Backtracking on their previous refusal of aid from the International Monetary Fund and the World Bank, Egypt requested $3.2 billion in loan money from the IMF on Monday.
Egyptian officials decided that the money was essential to repair the Egyptian economy after a full year of political unrest which repelled tourists and investors alike.
A mission from the IMF arrived in Cairo on Monday when they began deliberations. Fayza Aboul Naga, Egypt’s minister for international cooperation said that there should be an agreement worked out within weeks. “We have asked the IMF for $3.2bn in support,” she said on Monday.
Last June Egypt refused $3 billion in aid from the IMF soon after coming to an agreement with them. The military council which was in power at the time as an interim step until an elected body could be assembled decided that they did not want to encumber the nation with a heavy burden of debt. The military council also said no to $2.2 billion worth of loans from the World Bank.

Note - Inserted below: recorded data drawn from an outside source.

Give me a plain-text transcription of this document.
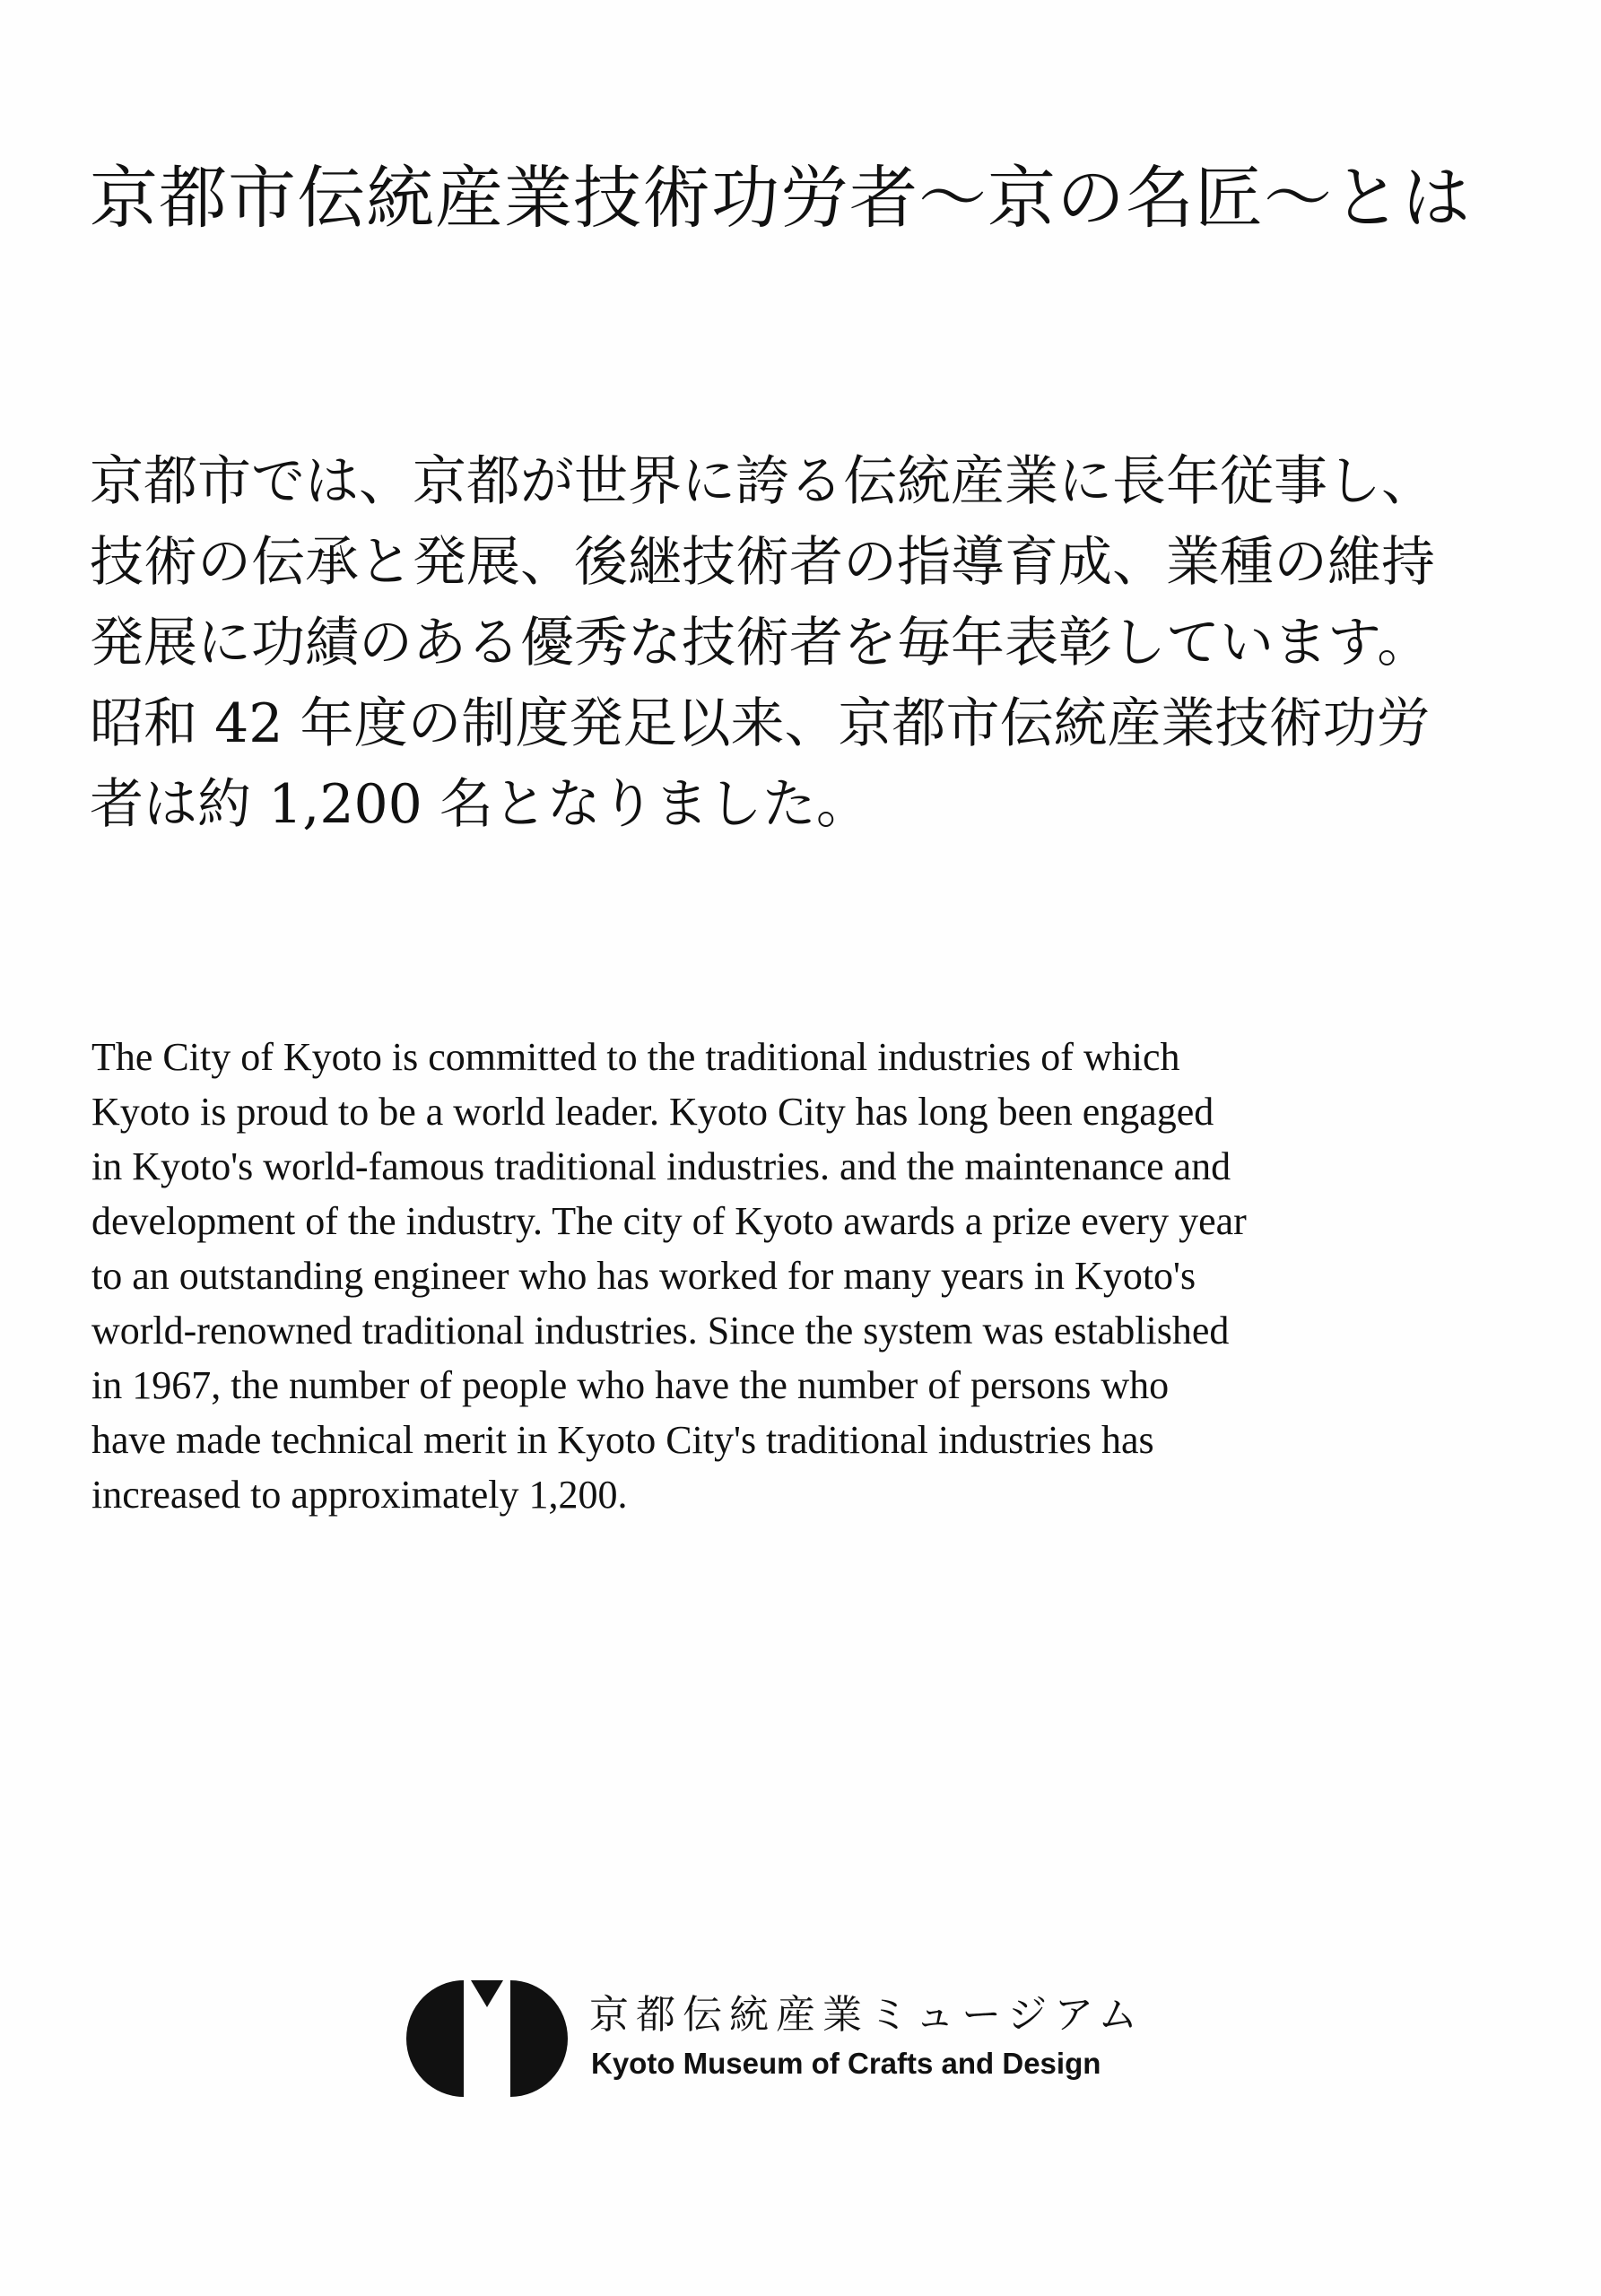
京都市伝統産業技術功労者〜京の名匠〜とは

京都市では、京都が世界に誇る伝統産業に長年従事し、
技術の伝承と発展、後継技術者の指導育成、業種の維持
発展に功績のある優秀な技術者を毎年表彰しています。
昭和 42 年度の制度発足以来、京都市伝統産業技術功労
者は約 1,200 名となりました。

The City of Kyoto is committed to the traditional industries of which
Kyoto is proud to be a world leader. Kyoto City has long been engaged
in Kyoto's world-famous traditional industries. and the maintenance and
development of the industry. The city of Kyoto awards a prize every year
to an outstanding engineer who has worked for many years in Kyoto's
world-renowned traditional industries. Since the system was established
in 1967, the number of people who have the number of persons who
have made technical merit in Kyoto City's traditional industries has
increased to approximately 1,200.

京都伝統産業ミュージアム
Kyoto Museum of Crafts and Design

In recent days, however, Egyptian officials have expressed interest in reconsidering borrowing money from the fund. The weak recovery of the Egyptian economy, a giant deficit and the exhaustion of half of their foreign currency reserves persuaded the officials to go back to the IMF for aid.
“The authorities are still updating their economic program and the visit will allow the fund to update our assessment and then we’ll be working together to take it from there,”
said Gerry Rice, the fund’s director of external relations, speaking ahead of the arrival of the team.